Even if an official really did commit suicide because of depression, the government should react by allowing and encouraging a complete investigation by the press. This is the most effective and simplest way of demonstrating the government's credibility. One does not fall all of a sudden into a state of depression. The victim's colleagues and families would have noticed it. Through press investigation we will discover whether the deceased faced particular pressure and what sort of official environment he or she was working under. Such disclosure can help uncover the cause of death and allow for public recognition.

Only the press can go beyond individual cases and clarify whether or not the suicide rate of political and legal affairs officials is indeed higher than the average in China.

If this is indeed the case, it is obviously abnormal. The government should respond with a targeted analysis of the phenomenon, and take measures to address the psychological needs of this group of officials.

The public views officials who work on political and legal matters as belonging to the top of the social pyramid. That they can get depressed does not correspond to the public's understanding of their social status and living conditions. This is why the government owes the public a more convincing explanation.
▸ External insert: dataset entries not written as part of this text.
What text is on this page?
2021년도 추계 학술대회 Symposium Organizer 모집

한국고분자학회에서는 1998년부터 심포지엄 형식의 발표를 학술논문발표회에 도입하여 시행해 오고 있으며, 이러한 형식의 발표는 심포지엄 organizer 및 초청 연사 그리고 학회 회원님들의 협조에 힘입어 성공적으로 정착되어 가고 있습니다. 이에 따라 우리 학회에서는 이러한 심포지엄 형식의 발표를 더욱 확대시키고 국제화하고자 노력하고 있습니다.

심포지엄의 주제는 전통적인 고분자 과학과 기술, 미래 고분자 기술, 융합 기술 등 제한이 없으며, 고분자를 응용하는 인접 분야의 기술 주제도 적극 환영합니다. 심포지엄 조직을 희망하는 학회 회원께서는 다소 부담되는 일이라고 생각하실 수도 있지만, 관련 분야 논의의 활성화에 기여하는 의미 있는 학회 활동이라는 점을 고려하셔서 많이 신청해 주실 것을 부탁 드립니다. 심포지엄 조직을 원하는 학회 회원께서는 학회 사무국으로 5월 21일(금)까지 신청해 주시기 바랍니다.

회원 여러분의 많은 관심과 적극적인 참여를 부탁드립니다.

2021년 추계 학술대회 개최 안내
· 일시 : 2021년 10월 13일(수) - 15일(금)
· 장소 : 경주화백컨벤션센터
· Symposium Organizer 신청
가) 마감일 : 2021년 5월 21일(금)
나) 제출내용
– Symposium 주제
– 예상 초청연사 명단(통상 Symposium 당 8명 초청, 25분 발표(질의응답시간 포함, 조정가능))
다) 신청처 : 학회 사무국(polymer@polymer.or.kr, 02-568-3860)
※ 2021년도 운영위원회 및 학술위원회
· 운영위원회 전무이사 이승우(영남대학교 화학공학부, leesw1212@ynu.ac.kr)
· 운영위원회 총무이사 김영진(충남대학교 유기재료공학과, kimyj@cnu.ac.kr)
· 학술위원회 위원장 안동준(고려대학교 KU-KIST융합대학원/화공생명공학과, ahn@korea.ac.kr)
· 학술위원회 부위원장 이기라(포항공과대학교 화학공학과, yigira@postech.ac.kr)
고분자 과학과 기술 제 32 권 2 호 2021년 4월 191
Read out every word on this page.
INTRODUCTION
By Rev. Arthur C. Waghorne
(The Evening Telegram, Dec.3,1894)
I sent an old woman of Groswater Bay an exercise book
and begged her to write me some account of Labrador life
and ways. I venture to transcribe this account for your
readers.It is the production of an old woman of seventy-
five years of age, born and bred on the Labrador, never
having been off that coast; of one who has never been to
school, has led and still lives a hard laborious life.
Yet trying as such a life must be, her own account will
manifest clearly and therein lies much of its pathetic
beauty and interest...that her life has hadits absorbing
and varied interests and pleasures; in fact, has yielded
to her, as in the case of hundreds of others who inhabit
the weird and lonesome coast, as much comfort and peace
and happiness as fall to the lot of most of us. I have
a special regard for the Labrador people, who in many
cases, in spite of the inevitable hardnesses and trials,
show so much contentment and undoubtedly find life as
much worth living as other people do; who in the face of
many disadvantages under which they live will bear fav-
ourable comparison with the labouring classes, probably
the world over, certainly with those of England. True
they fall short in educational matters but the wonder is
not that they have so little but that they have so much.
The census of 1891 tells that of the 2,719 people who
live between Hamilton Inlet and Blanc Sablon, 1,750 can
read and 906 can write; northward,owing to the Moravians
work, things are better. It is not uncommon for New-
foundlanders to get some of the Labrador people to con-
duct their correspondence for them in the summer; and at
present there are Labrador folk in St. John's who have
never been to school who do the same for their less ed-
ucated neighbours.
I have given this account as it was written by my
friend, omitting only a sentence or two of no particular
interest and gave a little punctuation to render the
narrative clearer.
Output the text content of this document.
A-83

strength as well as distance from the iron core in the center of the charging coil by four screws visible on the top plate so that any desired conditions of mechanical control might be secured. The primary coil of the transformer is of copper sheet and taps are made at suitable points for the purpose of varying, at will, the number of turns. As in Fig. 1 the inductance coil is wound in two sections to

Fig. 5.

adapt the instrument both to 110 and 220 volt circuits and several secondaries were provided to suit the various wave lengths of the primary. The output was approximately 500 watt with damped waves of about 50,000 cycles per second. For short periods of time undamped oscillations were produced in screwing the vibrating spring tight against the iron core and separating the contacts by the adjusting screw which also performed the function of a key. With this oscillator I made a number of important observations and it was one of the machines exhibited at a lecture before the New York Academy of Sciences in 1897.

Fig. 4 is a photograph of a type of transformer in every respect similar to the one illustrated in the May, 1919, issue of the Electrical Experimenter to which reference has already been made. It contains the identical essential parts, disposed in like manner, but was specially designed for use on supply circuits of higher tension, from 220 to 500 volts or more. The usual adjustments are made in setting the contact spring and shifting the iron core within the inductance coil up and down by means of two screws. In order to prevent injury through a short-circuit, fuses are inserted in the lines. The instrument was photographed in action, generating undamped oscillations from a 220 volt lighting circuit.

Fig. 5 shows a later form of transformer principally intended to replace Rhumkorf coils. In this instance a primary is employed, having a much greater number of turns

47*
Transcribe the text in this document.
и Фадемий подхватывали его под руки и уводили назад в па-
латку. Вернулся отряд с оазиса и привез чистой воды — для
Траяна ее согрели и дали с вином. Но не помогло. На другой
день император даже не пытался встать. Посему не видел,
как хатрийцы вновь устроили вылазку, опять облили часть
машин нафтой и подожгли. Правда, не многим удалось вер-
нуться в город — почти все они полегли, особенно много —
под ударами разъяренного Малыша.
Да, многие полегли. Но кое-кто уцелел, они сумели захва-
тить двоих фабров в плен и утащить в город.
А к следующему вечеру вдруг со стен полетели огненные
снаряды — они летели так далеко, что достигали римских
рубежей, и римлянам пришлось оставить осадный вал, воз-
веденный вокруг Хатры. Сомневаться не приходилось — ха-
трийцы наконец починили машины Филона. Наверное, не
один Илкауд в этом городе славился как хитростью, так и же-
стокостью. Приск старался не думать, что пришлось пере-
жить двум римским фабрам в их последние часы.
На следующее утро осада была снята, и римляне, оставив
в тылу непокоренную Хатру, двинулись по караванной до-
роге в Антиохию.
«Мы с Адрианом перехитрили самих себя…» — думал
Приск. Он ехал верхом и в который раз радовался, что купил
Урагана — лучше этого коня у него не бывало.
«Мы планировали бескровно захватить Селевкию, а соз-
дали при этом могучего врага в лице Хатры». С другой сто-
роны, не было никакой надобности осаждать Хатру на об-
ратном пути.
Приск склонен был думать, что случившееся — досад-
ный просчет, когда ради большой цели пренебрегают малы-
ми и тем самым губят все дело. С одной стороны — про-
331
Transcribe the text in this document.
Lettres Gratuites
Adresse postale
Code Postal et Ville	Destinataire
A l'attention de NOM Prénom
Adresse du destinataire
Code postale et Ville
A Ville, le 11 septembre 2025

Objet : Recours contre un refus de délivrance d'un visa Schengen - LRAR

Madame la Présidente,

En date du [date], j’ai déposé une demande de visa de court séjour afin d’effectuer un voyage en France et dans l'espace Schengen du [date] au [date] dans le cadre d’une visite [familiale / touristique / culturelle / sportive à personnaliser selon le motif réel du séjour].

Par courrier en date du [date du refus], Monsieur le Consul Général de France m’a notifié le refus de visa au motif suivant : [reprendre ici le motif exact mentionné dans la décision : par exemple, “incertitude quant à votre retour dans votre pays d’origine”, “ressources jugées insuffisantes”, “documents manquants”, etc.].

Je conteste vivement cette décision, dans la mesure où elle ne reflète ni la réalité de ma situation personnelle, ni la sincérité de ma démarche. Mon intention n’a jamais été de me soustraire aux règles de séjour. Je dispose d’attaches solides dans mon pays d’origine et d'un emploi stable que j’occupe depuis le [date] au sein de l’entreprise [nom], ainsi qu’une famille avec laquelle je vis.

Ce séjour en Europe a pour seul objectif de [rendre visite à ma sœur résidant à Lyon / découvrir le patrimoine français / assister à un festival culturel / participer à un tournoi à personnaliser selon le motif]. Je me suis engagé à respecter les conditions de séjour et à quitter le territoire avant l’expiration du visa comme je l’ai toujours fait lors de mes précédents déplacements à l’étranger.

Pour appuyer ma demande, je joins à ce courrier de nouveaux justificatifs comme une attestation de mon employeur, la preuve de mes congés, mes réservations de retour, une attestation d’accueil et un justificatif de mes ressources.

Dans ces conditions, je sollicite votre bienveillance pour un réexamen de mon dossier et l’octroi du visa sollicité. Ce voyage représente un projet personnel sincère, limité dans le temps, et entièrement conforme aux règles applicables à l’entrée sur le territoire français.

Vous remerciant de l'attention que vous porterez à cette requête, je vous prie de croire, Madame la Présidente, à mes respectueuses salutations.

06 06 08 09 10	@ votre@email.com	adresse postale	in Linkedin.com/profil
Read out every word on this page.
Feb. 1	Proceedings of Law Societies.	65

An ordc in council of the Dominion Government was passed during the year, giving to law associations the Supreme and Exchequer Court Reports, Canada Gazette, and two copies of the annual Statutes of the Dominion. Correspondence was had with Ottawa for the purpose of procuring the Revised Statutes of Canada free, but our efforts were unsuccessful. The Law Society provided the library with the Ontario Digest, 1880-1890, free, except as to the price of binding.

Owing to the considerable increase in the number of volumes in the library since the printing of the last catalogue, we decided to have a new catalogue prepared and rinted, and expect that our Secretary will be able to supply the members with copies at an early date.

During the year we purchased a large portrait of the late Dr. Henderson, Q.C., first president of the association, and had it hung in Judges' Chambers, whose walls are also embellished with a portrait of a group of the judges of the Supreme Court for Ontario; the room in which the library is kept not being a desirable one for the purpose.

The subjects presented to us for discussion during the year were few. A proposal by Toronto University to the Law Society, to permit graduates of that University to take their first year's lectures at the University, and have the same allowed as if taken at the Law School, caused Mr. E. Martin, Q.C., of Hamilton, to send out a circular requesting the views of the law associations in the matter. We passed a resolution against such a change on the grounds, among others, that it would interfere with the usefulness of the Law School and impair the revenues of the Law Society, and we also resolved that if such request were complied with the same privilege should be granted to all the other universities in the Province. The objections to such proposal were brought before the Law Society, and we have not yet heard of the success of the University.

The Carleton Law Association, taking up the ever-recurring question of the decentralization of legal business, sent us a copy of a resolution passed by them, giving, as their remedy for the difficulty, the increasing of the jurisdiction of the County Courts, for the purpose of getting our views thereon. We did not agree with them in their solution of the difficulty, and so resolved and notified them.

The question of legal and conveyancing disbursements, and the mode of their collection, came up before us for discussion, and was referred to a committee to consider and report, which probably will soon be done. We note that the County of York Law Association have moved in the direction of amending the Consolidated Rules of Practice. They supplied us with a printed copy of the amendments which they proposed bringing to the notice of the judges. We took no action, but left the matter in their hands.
Chinese authorities ought to stop shielding political and legal officials from public scrutiny. In China, those who work on public security matters have enjoyed the privilege of press immunity, which runs counter to the stated priority of the new Chinese leadership to combat corruption.

Not only should this group of officials not be protected from press exposure, they should be the primary focus of journalistic attention. The government should use this new wave of suicides to change its old ways.

Death should never be the source of someone's amusement, and the government's credibility is the most important of public goods. Instead in China a death is the butt of jokes and the credibility of its leaders is treated like a used rag.